Watch: Vox Lux Trailer
British director Peter Strickland’s latest film wasn’t on many people’s radars once the festival started, but the moment news spread of this arthouse horror about a cursed dress that kills people, entrance to press screenings became a much-coveted privilege. With a premise like that, how could it not become one of the most talked about films of TIFF? In Fabric does indeed feature a cursed red dress that kills people, but it was also a fascinating homage to Hammer Horror and Dario Argento, with a hilarious satirical take on consumerist culture and Kafka-style bureaucratic nightmares. In Fabric won’t have a massive amount of mainstream appeal outside of festival season but it was a delight for those lucky enough to see it.
The legendary Japanese director Hirozaku Kore-eda took home the coveted Palme D'Or at this year's Cannes Film Festival for Shoplifters. The film, already a commercial success in its home country, won over audiences with a similarly universal appeal at TIFF. The understated but deeply moving drama about a lower working class family who shoplift to survive and take in a young girl offered a touching but complex view of a very tough to understand group of people. Japan has already selected the film as their entrant for the Best Foreign Language Film award at the 2019 Oscars, so this one could continue its hot streak well into next year.
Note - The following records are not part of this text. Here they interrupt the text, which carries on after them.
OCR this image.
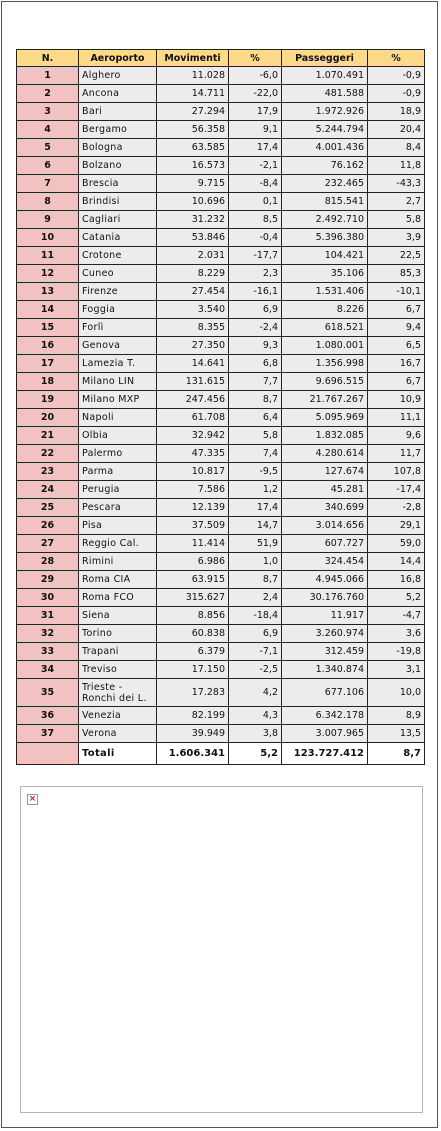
N.	Aeroporto	Movimenti	%	Passeggeri	%
1	Alghero	11.028	-6,0	1.070.491	-0,9
2	Ancona	14.711	-22,0	481.588	-0,9
3	Bari	27.294	17,9	1.972.926	18,9
4	Bergamo	56.358	9,1	5.244.794	20,4
5	Bologna	63.585	17,4	4.001.436	8,4
6	Bolzano	16.573	-2,1	76.162	11,8
7	Brescia	9.715	-8,4	232.465	-43,3
8	Brindisi	10.696	0,1	815.541	2,7
9	Cagliari	31.232	8,5	2.492.710	5,8
10	Catania	53.846	-0,4	5.396.380	3,9
11	Crotone	2.031	-17,7	104.421	22,5
12	Cuneo	8.229	2,3	35.106	85,3
13	Firenze	27.454	-16,1	1.531.406	-10,1
14	Foggia	3.540	6,9	8.226	6,7
15	Forlì	8.355	-2,4	618.521	9,4
16	Genova	27.350	9,3	1.080.001	6,5
17	Lamezia T.	14.641	6,8	1.356.998	16,7
18	Milano LIN	131.615	7,7	9.696.515	6,7
19	Milano MXP	247.456	8,7	21.767.267	10,9
20	Napoli	61.708	6,4	5.095.969	11,1
21	Olbia	32.942	5,8	1.832.085	9,6
22	Palermo	47.335	7,4	4.280.614	11,7
23	Parma	10.817	-9,5	127.674	107,8
24	Perugia	7.586	1,2	45.281	-17,4
25	Pescara	12.139	17,4	340.699	-2,8
26	Pisa	37.509	14,7	3.014.656	29,1
27	Reggio Cal.	11.414	51,9	607.727	59,0
28	Rimini	6.986	1,0	324.454	14,4
29	Roma CIA	63.915	8,7	4.945.066	16,8
30	Roma FCO	315.627	2,4	30.176.760	5,2
31	Siena	8.856	-18,4	11.917	-4,7
32	Torino	60.838	6,9	3.260.974	3,6
33	Trapani	6.379	-7,1	312.459	-19,8
34	Treviso	17.150	-2,5	1.340.874	3,1
35	Trieste - Ronchi dei L.	17.283	4,2	677.106	10,0
36	Venezia	82.199	4,3	6.342.178	8,9
37	Verona	39.949	3,8	3.007.965	13,5
	Totali	1.606.341	5,2	123.727.412	8,7
×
Many films premiered at TIFF’s Midnight Madness, bringing genre scares to the festival, although not all lived up to the hype. The Predator, in particular, proved to be a disappointment to many. Fortunately, David Gordon Green's sequel-slash-reboot of the Halloween franchise premiered to much greater excitement. The new film brings back Jamie Lee Curtis as Laurie Strode and wipes the slate clean of many terrible sequels, leaving room for one of horror cinema's greatest villains to go back to basics. Excited fans who queued for hours to see the film’s midnight premiere were not disappointed.